= Terebinthus =

Purported pupil of Scythianus

Terebinthus (also Terebinthus of Turbo ) was a purported pupil of Scythianus, during the 1st to 2nd century AD, according to the writings of Christian writer and anti-Manichaean polemicist Cyril of Jerusalem, and is mentioned earlier in the anonymously written, critical biography of Mani known as Acta Archelai.

== Biography ==

According to Cyril's anti-Manichaean works and in other Orthodox polemic, Terebinthus went to Judaea and later returned to Syria Palaestina ("becoming known and condemned" there), and ultimately settled in Babylonia. He is also said to have brought with him the books of Scythianus, which he presented upon his death to his lodger, a widow with a slave named Cubricus, who later changed his name to Mani. Mani allegedly studied the books, which thereby become the source of Manichean doctrine.

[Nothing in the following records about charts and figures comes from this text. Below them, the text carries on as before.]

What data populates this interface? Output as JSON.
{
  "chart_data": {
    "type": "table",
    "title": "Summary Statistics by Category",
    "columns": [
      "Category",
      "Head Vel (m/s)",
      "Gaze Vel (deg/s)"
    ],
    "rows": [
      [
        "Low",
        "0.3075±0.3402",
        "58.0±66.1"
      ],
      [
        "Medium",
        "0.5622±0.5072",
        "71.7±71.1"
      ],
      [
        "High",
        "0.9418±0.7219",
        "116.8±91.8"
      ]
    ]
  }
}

 But Terebinthus, his disciple in this wicked error, inherited his money and books and heresy, and came to Palestine, and becoming known and condemned in Judæa he resolved to pass into Persia: but lest he should be recognised there also by his name he changed it and called himself Buddas. However, he found adversaries there also in the priests of Mithras: and being confuted in the discussion of many arguments and controversies, and at last hard pressed, he took refuge with a certain widow. Then having gone up on the housetop, and summoned the dæmons of the air, whom the Manichees to this day invoke over their abominable ceremony of the fig, he was smitten of God, and cast down from the housetop, and expired: and so the second beast was cut off.
— Cyril of Jerusalem

This story can be found also in Acta Archelai, an anti-manichean scripture written in Syriac language, which is ascribed to the late 4th-century AD writer Hegemonios. The story is again repeat in Lexicon Suidae (10th century) in an article dedicated to Mani. According to the Lexicon, the names of the books were: Mysterium, Evangelium, Thesaurum and Capitum (meaning "Mystery", "Gospel", "Treasury", and "Book of Chapters" respectively).

However, according to A. A. Bevan, this account "has no claim to be considered historical".